Palestyńczycy z Bazyliki opuszczą Cypr
(PAP/EPA/
Katia Christodoulou)
Rządy państw Unii Europejskiej uzgodniły ostatecznie we wtorek, że 13 Palestyńczyków z Bazyliki
Narodzenia Pańskiego, deportowanych na Cypr, pojedzie do sześciu państw Unii.
21.05.2002 | aktual.: 22.06.2002 14:29
Zgodnie z osiągniętym porozumieniem, Hiszpania i Włochy przyjmą po trzech bojowników, Grecja i Irlandia - po dwóch, a Portugalia i Belgia - po jednym. Trzynasty Palestyńczyk pozostanie przez jakiś czas na Cyprze, aż zostanie znaleziony kraj gotowy go przyjąć.
Tym trzynastym - jak pisze Reuters powołując się na anonimowego dyplomatę - jest Abdullah Daud, szef wywiadu palestyńskiego i najbardziej poszukiwany przez Izrael bojownik.
Dwunastu Palestyńczyków będzie przebywało w krajach UE "czasowo i ze względów humanitarnych". Kraje, które zgodziły się ich przyjąć umożliwiają im wjazd na swe terytorium i pobyt do 12 miesięcy - napisano w oświadczeniu. Nie wiadomo, co stanie się z Palestyńczykami po upływie roku.
Palestyńczycy mają zapewnione w krajach pobytu bezpieczeństwo, dach nad głową, ubezpieczenie, zezwolenie na pracę. Będą mogli też przyjechać do nich członkowie ich rodzin.
Każdy kraj, do którego zostaną wysłani Palestyńczycy, "podejmie odpowiednie działania w ramach swego systemu prawnego, aby zapewnić im osobiste bezpieczeństwo" - czytamy w oświadczeniu. Gdyby do któregoś z państw zwrócił się Izrael o ekstradycję Palestyńczyka, kraj ten ma obowiązek powiadomić o tym inne kraje UE, które zajmą wspólne stanowisko.
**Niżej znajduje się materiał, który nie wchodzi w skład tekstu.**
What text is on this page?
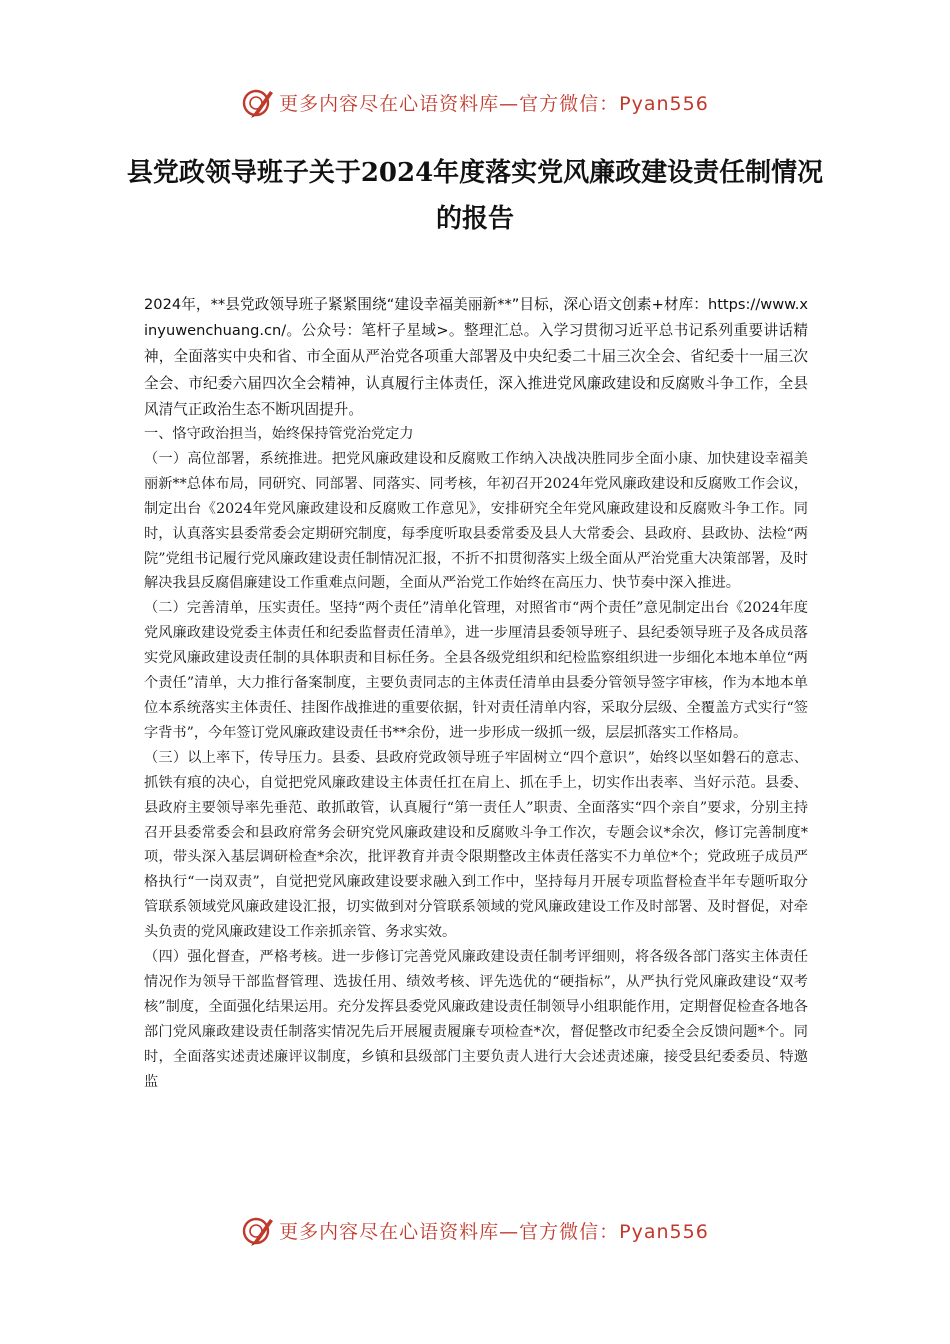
更多内容尽在心语资料库—官方微信：Pyan556
县党政领导班子关于2024年度落实党风廉政建设责任制情况的报告

2024年，**县党政领导班子紧紧围绕“建设幸福美丽新**”目标，深心语文创素+材库：https://www.xinyuwenchuang.cn/。公众号：笔杆子星域>。整理汇总。入学习贯彻习近平总书记系列重要讲话精神，全面落实中央和省、市全面从严治党各项重大部署及中央纪委二十届三次全会、省纪委十一届三次全会、市纪委六届四次全会精神，认真履行主体责任，深入推进党风廉政建设和反腐败斗争工作，全县风清气正政治生态不断巩固提升。

一、恪守政治担当，始终保持管党治党定力

（一）高位部署，系统推进。把党风廉政建设和反腐败工作纳入决战决胜同步全面小康、加快建设幸福美丽新**总体布局，同研究、同部署、同落实、同考核，年初召开2024年党风廉政建设和反腐败工作会议，制定出台《2024年党风廉政建设和反腐败工作意见》，安排研究全年党风廉政建设和反腐败斗争工作。同时，认真落实县委常委会定期研究制度，每季度听取县委常委及县人大常委会、县政府、县政协、法检“两院”党组书记履行党风廉政建设责任制情况汇报，不折不扣贯彻落实上级全面从严治党重大决策部署，及时解决我县反腐倡廉建设工作重难点问题，全面从严治党工作始终在高压力、快节奏中深入推进。

（二）完善清单，压实责任。坚持“两个责任”清单化管理，对照省市“两个责任”意见制定出台《2024年度党风廉政建设党委主体责任和纪委监督责任清单》，进一步厘清县委领导班子、县纪委领导班子及各成员落实党风廉政建设责任制的具体职责和目标任务。全县各级党组织和纪检监察组织进一步细化本地本单位“两个责任”清单，大力推行备案制度，主要负责同志的主体责任清单由县委分管领导签字审核，作为本地本单位本系统落实主体责任、挂图作战推进的重要依据，针对责任清单内容，采取分层级、全覆盖方式实行“签字背书”，今年签订党风廉政建设责任书**余份，进一步形成一级抓一级，层层抓落实工作格局。

（三）以上率下，传导压力。县委、县政府党政领导班子牢固树立“四个意识”，始终以坚如磐石的意志、抓铁有痕的决心，自觉把党风廉政建设主体责任扛在肩上、抓在手上，切实作出表率、当好示范。县委、县政府主要领导率先垂范、敢抓敢管，认真履行“第一责任人”职责、全面落实“四个亲自”要求，分别主持召开县委常委会和县政府常务会研究党风廉政建设和反腐败斗争工作次，专题会议*余次，修订完善制度*项，带头深入基层调研检查*余次，批评教育并责令限期整改主体责任落实不力单位*个；党政班子成员严格执行“一岗双责”，自觉把党风廉政建设要求融入到工作中，坚持每月开展专项监督检查半年专题听取分管联系领域党风廉政建设汇报，切实做到对分管联系领域的党风廉政建设工作及时部署、及时督促，对牵头负责的党风廉政建设工作亲抓亲管、务求实效。

（四）强化督查，严格考核。进一步修订完善党风廉政建设责任制考评细则，将各级各部门落实主体责任情况作为领导干部监督管理、选拔任用、绩效考核、评先选优的“硬指标”，从严执行党风廉政建设“双考核”制度，全面强化结果运用。充分发挥县委党风廉政建设责任制领导小组职能作用，定期督促检查各地各部门党风廉政建设责任制落实情况先后开展履责履廉专项检查*次，督促整改市纪委全会反馈问题*个。同时，全面落实述责述廉评议制度，乡镇和县级部门主要负责人进行大会述责述廉，接受县纪委委员、特邀监

更多内容尽在心语资料库—官方微信：Pyan556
13 poszukiwanych przez Izrael bojowników palestyńskich opuściło Bazylikę w Betlejem 10 maja, podobnie jak ponad 100 pozostałych Palestyńczyków, którzy przez 39 dni byli oblegani w świątyni przez wojska izraelskie. Porozumienie izraelsko-palestyńskie w ich sprawie wynegocjowano z udziałem Unii Europejskiej. Po opuszczeniu Bazyliki Palestyńczycy zostali przewiezieni brytyjskim samolotem wojskowym na Cypr. (mag)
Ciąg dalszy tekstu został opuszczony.